Saturday, April 16, 2011

Elizabeth Bear stole my idea

This is one of those cases where I think I finally really understand something that I've known intellectually for a long time.

A while back, I had the kernel of an idea for a story (or perhaps a game). I'm not sure where the idea came from. It was about a generation ship which had undergone some calamity on the long voyage to a new star. Knowledge was lost, either due to damage or the passage of a large amount of time, so that perhaps the original purpose of the mission had passed into myth. I hadn't got very far, but possibly the story would be about the people trying to rediscover, and perhaps resurrect, that mission.

Then I read Elizabeth Bear's Dust, and realised she'd already done it. And done it really well. And that's fine -- I certainly don't feel like I have some sort of privileged ownership over the idea, and there are plenty more where it came from. Besides, Elizabeth Bear is a much better author than I almost certainly ever will be. It pleased me to see an idea that I thought was cool turned into such a fun book.

That's probably where my thinking on the issue would have stopped, but I've just started reading Greg Bear's latest book, Hull Three Zero, and you know what? It's the same idea. The execution of the two stories is obviously completely different, but one could even imagine that both Elizabeth Bear and Greg Bear had been given the same writing prompt before they wrote their novels.

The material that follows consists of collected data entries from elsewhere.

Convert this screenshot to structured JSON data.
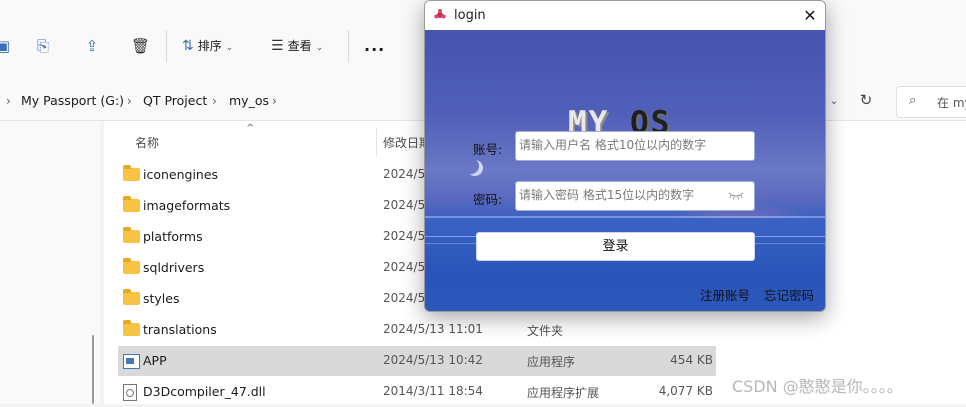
{
  "explorer": {
    "toolbar": {
      "sort_label": "排序",
      "view_label": "查看",
      "more_label": "..."
    },
    "breadcrumb": [
      "My Passport (G:)",
      "QT Project",
      "my_os"
    ],
    "search_placeholder": "在 my",
    "columns": {
      "name": "名称",
      "date": "修改日期"
    },
    "files": [
      {
        "name": "iconengines",
        "date": "2024/5",
        "type": "",
        "size": "",
        "kind": "folder"
      },
      {
        "name": "imageformats",
        "date": "2024/5",
        "type": "",
        "size": "",
        "kind": "folder"
      },
      {
        "name": "platforms",
        "date": "2024/5",
        "type": "",
        "size": "",
        "kind": "folder"
      },
      {
        "name": "sqldrivers",
        "date": "2024/5",
        "type": "",
        "size": "",
        "kind": "folder"
      },
      {
        "name": "styles",
        "date": "2024/5",
        "type": "",
        "size": "",
        "kind": "folder"
      },
      {
        "name": "translations",
        "date": "2024/5/13 11:01",
        "type": "文件夹",
        "size": "",
        "kind": "folder"
      },
      {
        "name": "APP",
        "date": "2024/5/13 10:42",
        "type": "应用程序",
        "size": "454 KB",
        "kind": "app"
      },
      {
        "name": "D3Dcompiler_47.dll",
        "date": "2014/3/11 18:54",
        "type": "应用程序扩展",
        "size": "4,077 KB",
        "kind": "dll"
      }
    ],
    "selected_index": 6
  },
  "login": {
    "title": "login",
    "logo_part1": "MY",
    "logo_part2": "OS",
    "account_label": "账号:",
    "account_placeholder": "请输入用户名 格式10位以内的数字",
    "password_label": "密码:",
    "password_placeholder": "请输入密码 格式15位以内的数字",
    "login_button": "登录",
    "register_link": "注册账号",
    "forgot_link": "忘记密码"
  },
  "watermark": "CSDN @憨憨是你。。。。",
  "colors": {
    "accent": "#3a6fb8",
    "dialog_bg": "#4654b0",
    "folder": "#f6c343",
    "selected_row": "#d9d9d9"
  },
  "icons": [
    "copy-icon",
    "share-icon",
    "delete-icon",
    "sort-icon",
    "view-icon",
    "more-icon",
    "refresh-icon",
    "search-icon",
    "folder-icon",
    "app-file-icon",
    "dll-file-icon",
    "close-icon",
    "eye-icon"
  ]
}
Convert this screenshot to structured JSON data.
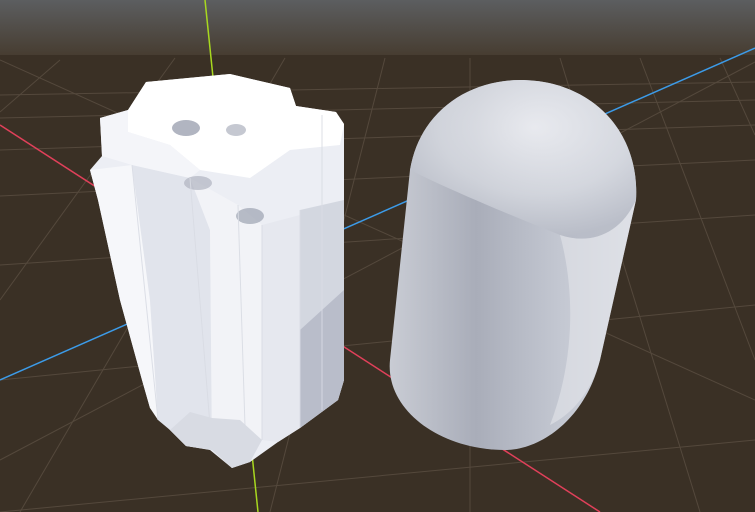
{
  "scene": {
    "kind": "3d-viewport",
    "sky_color": "#5c5e60",
    "ground_color": "#3a3025",
    "grid_color": "#6b5f52",
    "axes": {
      "x": {
        "color": "#e0405a"
      },
      "y": {
        "color": "#a8d81f"
      },
      "z": {
        "color": "#3c9be8"
      }
    },
    "objects": [
      {
        "name": "voxel-capsule",
        "color": "#eef0f6"
      },
      {
        "name": "smooth-capsule",
        "color": "#d6d9e1"
      }
    ]
  }
}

So, today's lesson: it's not the idea that counts, it's what you do with it. I mean, obviously I always knew that, but I don't think I really knew it until now. And if anything, this makes me want to go back to that idea, and see how my own version turns out.

Do you think this is what they were talking about at the "Has SF eaten itself?" panel?

1 comment:

  1. It occurs to me that this idea (generation ship meets disaster) might actually be a really old one. Maybe there's even a whole sub-genre. Does anyone know any other stories on the same theme?